A pair of recent regulations highlights the administration’s desire to undermine the private healthcare market and strengthen the government’s grip over healthcare in America.
Liberals have argued that Obamcacare employs conservative means—including marketplaces and individual choice—to reform the healthcare industry, citing certain aspects of the law developed by a conservative think tank and a Republican governor.
However, changes to Medicare Advantage and Medicare Part D reveal a deep-seated opposition to the individual choice and market-based reforms that conservatives have championed.
Both programs were created in 2003 as part of the Medicare Modernization Act championed by George W. Bush. Both use a “premium support” model, in which the government gives each person a set amount of money to use toward the cost of the insurance, and then allows the individual to choose which plan to buy.
Medicare Advantage grew by nine percent last year; over a quarter of Medicare enrollees now participate in the program. The program was a stark departure from the government-centric vision of healthcare that traditional Medicare represented, as enrollees pick which private insurance plan they want.
Medicare Advantage has always cost the government more than traditional Medicare because its designers wanted to make it competitive with traditional Medicare and because many who use traditional Medicare also have a supplemental insurance plan provided by their employer that covers any costs not paid for by traditional Medicare.
The new regulation attacks the cost disparity by bringing the costs of Medicare Advantage in line with traditional Medicare. Because of the funding cuts, private plans offered through Medicare Advantage will become less enticing and fewer people will move into the private market.
As a result, the federal government will retain its control over healthcare for the elderly. Medicare Advantage threatened that control, and reducing payments to it will undermine its popularity.
The second regulation, released in January, represents a similar threat to the health of the private insurance market for prescription drugs.
Medicare Part D works similarly to Medicare Advantage, in that the government gives seniors a set amount to put toward the insurance plan of their choice. Conservatives have often pointed to Medicare Part D as an example of how a premium-support model of health insurance could keep costs down by promoting competition.

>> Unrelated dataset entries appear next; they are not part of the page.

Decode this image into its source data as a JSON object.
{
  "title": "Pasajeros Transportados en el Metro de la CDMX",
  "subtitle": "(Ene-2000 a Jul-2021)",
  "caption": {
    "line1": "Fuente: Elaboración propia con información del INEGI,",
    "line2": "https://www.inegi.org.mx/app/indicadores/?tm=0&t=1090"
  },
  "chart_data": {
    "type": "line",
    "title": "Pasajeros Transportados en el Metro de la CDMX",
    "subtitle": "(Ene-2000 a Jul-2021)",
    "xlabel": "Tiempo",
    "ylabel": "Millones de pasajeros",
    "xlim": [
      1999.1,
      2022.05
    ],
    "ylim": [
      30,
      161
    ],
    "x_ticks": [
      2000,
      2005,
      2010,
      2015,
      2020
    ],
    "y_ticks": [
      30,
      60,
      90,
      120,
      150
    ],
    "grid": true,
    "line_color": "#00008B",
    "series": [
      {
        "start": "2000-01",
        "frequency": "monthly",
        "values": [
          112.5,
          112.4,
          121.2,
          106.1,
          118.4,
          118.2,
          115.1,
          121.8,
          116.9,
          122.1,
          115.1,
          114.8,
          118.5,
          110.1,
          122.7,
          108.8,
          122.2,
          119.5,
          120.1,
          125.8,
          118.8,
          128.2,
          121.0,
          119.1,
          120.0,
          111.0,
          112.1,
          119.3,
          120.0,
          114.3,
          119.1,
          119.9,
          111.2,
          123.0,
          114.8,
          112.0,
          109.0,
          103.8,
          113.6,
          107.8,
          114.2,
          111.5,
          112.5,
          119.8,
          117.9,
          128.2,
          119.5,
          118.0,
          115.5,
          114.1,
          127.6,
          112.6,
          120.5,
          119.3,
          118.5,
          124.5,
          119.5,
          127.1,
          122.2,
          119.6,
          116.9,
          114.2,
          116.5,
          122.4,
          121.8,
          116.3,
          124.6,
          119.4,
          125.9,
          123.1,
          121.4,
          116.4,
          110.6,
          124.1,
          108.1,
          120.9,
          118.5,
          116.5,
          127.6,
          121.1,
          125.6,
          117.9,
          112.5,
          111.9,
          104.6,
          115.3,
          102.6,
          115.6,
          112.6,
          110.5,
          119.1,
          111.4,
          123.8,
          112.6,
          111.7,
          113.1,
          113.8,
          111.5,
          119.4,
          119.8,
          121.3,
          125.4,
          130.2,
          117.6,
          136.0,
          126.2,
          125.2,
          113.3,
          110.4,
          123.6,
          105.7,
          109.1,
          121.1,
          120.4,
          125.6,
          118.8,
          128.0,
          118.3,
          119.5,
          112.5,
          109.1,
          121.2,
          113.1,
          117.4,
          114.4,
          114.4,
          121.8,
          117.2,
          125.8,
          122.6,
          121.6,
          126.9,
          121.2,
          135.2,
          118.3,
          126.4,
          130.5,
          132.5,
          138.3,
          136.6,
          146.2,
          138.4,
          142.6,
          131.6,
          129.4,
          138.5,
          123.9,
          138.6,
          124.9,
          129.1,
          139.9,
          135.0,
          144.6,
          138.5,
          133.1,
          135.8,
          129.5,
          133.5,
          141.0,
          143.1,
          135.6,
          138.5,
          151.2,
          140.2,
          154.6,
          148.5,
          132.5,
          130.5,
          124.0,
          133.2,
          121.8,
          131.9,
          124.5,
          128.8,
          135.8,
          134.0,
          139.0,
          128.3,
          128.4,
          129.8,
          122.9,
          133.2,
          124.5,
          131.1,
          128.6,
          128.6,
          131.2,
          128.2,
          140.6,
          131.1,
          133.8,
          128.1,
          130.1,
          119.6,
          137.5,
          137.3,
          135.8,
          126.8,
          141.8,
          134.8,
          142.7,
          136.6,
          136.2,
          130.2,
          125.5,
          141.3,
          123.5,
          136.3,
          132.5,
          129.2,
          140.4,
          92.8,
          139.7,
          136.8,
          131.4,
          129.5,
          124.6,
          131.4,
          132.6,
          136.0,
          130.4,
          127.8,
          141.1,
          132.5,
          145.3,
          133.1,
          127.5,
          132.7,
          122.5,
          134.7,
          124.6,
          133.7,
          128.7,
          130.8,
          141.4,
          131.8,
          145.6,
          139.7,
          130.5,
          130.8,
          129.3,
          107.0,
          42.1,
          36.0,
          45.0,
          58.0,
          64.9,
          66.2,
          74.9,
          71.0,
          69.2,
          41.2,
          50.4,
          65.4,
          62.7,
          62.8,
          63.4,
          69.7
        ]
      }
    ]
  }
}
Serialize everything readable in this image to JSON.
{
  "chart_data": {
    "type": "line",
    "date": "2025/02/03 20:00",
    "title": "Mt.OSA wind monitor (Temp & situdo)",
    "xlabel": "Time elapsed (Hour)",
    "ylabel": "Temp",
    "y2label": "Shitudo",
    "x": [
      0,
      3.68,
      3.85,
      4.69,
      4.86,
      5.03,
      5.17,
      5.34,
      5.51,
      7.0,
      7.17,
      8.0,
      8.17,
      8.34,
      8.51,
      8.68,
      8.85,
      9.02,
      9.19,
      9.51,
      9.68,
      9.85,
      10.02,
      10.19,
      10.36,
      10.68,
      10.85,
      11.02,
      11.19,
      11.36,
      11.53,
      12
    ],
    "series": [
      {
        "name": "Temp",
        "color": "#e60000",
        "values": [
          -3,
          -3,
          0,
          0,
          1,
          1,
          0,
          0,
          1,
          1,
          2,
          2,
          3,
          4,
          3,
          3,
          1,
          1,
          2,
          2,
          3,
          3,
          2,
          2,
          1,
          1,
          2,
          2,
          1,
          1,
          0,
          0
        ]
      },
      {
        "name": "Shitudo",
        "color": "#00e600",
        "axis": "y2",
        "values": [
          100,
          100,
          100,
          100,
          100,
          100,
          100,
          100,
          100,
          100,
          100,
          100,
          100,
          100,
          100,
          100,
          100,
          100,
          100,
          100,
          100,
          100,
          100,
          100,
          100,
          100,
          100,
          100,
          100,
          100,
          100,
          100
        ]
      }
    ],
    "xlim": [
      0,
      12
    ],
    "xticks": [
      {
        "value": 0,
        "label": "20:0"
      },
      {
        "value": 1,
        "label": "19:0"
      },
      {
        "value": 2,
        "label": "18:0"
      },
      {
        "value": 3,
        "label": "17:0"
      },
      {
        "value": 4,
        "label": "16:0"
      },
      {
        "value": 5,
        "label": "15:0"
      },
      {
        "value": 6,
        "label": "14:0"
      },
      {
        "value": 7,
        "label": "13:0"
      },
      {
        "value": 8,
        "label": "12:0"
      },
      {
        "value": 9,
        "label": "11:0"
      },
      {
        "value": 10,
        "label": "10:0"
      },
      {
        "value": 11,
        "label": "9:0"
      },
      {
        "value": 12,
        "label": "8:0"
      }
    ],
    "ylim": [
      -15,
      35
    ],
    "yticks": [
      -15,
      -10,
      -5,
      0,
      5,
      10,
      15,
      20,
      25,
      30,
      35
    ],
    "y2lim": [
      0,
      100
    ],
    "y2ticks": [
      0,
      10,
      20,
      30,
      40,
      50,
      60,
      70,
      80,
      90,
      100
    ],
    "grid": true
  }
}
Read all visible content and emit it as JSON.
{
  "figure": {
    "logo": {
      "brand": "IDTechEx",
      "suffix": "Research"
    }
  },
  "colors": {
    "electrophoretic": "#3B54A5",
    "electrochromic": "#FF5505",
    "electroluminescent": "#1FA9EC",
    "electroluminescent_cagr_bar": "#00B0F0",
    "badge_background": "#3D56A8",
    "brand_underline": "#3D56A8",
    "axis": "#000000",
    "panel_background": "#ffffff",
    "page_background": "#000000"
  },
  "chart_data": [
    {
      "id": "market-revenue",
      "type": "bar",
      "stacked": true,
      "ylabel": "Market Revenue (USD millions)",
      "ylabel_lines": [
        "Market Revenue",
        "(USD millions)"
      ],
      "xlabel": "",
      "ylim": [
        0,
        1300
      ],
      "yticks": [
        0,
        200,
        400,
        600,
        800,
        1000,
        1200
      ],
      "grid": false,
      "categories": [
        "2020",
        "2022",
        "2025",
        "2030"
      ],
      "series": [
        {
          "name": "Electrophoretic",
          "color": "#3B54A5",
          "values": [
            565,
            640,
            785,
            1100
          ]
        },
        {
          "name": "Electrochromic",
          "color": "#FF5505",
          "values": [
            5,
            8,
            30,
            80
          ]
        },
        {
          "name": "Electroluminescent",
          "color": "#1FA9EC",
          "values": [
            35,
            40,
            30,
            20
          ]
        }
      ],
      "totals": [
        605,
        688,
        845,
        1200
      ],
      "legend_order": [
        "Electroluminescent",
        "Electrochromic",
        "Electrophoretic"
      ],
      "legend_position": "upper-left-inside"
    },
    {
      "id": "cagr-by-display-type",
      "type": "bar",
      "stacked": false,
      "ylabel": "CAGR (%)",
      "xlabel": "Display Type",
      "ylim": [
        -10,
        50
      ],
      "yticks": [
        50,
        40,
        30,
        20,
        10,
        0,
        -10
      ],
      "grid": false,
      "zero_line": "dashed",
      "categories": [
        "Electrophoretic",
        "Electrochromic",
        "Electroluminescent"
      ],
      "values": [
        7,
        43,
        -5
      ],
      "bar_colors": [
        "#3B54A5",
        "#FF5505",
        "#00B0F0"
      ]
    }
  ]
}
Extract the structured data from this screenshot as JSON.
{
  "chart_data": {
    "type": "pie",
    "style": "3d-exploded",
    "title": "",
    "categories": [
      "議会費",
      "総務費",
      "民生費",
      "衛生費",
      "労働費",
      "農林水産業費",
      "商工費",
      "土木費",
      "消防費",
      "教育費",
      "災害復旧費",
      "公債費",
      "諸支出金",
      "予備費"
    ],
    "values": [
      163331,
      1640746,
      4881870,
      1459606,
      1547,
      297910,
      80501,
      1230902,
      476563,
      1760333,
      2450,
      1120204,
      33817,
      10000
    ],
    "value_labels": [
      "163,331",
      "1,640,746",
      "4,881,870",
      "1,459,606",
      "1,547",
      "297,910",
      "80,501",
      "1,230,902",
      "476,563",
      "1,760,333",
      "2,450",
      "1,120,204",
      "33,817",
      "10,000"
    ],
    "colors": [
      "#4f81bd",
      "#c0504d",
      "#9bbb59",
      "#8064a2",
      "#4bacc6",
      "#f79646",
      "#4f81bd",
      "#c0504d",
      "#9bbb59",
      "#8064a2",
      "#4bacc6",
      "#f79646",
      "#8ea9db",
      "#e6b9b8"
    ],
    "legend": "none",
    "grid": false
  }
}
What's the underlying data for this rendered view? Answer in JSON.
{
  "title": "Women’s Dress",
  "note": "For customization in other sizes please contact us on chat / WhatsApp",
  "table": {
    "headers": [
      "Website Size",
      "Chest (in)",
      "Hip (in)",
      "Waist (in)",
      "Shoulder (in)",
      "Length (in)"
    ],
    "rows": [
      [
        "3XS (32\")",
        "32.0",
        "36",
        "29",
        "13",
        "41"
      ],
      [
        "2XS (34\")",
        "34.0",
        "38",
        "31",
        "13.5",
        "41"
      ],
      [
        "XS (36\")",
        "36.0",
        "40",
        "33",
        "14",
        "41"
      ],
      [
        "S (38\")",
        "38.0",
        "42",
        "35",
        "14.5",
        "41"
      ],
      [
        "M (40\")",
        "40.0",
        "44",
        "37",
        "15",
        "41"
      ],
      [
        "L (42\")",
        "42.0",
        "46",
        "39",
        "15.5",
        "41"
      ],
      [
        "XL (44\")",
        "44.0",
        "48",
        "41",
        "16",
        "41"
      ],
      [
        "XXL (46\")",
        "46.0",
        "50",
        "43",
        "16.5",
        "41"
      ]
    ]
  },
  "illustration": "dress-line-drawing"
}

The regulation affects the Part D market in several ways: It allows the government to interfere in negotiations between insurance companies and pharmacies, it limits the number of plans that insurance companies can put forward in the market, and it effectively does away with preferred networks of pharmacies.
Some conservatives, such as Douglas Holtz-Eakin of the American Action Forum, say the changes could drive up costs by hurting competition and the health of the market.
The elimination of preferred networks threatens the ability of insurers to keep costs down. In a preferred network, pharmacies sell drugs at a lower price in exchange for being “preferred” pharmacies under an insurance plan. The greater volume of customers coming to the pharmacy allows the pharmacy to offer lower prices.
Insurance companies will no longer be able to contract with a select few pharmacies to offer preferred rates under the new regulation. Instead, all pharmacies can choose to offer preferred rates if they want. The likely result of this change is that preferred networks will become extinct and rates will rise.
These changes to both parts of Medicare are likely to be unpopular. A bipartisan group of senators sent a letter to the administration last week asking it to reconsider the payment cuts to Medicare Advantage: “We urge you to maintain payment levels that will allow [Medicare Advantage] beneficiaries to be protected from disruptive changes in 2015,” the senators wrote.
When the administration threatened to make similar cuts last year to Medicare Advantage, pressure from the industry and politicians caused the administration to relent and instead raise payments to the plans.
Millions of people are also in the Medicare Part D preferred networks, according to an analysis from the American Action Forum, and 90 percent of people say they are happy with their Medicare Part D insurance. If these people see their rates increase, insurance companies and politicians could make a similar push for the administration to relent.
It is not clear the administration will relent, however. Both of these regulations have the net effect of strengthening federal control over America’s health insurance industry, which is in line with the liberal vision for healthcare.
The left’s ideal healthcare arrangement is Europe’s single-payer model, where the government funds, and often controls, healthcare providers. Some Democrats have conceded that Obamacare is simply a step toward a single-payer system.
Medicare Advantage and Medicare Part D gave consumers more power, and as a result they were a step away from the single-payer system.
The Obama administration’s latest regulations are attempts to rein in these conservative innovations and return greater control to the government.